Purpose of the Study:

  • To develop a novel, rapid multiparameter MRI technique for liver assessment.
  • To enable simultaneous quantitative mapping of T1, R2*, and proton density fat fraction within a single breath-hold.
  • To evaluate the feasibility and accuracy of this approach for liver disease and function assessment.

Main Methods:

  • Employed a 6-echo spoiled gradient-echo sequence with dual flip angles and undersampling.
  • Utilized multicontrast compressed-sensing reconstruction for accelerated data acquisition (18-second scan time).
  • Applied iterative least-squares for R2* and proton density fat fraction mapping, and driven equilibrium single-pulse observation of T1 for T1 mapping.
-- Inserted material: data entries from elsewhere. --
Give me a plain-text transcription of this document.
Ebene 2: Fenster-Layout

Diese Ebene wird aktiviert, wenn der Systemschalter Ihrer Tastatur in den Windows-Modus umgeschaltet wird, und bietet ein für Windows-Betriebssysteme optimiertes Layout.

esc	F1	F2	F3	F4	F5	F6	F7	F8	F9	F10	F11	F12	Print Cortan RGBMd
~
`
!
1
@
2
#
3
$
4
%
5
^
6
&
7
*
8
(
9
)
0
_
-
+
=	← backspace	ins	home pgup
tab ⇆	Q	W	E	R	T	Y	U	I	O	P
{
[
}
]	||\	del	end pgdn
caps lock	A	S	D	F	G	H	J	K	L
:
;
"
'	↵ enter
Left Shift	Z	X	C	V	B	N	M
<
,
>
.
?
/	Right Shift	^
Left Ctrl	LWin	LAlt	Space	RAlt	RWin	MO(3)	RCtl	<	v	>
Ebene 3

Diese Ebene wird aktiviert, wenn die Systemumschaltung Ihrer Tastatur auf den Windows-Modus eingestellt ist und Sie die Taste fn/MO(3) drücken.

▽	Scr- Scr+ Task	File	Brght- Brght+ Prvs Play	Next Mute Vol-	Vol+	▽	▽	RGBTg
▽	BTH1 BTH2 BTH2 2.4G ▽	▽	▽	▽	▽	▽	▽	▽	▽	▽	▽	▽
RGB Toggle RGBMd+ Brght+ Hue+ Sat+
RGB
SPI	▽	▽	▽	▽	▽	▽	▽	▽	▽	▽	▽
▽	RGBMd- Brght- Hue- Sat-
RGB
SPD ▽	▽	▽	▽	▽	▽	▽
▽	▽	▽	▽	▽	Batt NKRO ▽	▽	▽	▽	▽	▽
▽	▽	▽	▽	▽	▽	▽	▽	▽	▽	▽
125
Validated with phantom and volunteer studies.

Main Results:

  • Quantitative values obtained using the novel method showed excellent agreement with conventional MRI techniques.
  • T1 values for water protons in phantoms and volunteers correlated well with Magnetic Resonance Spectroscopy (MRS) measurements.
  • The approach demonstrated high accuracy and reproducibility for multiparameter mapping.

Conclusions:

  • A rapid, single breath-hold MRI technique enables accurate multiparameter quantitative mapping of T1, R2*, and proton density fat fraction.
  • This approach holds significant potential for efficient and comprehensive liver disease evaluation.
  • The method offers a promising tool for non-invasive assessment of liver function and disease.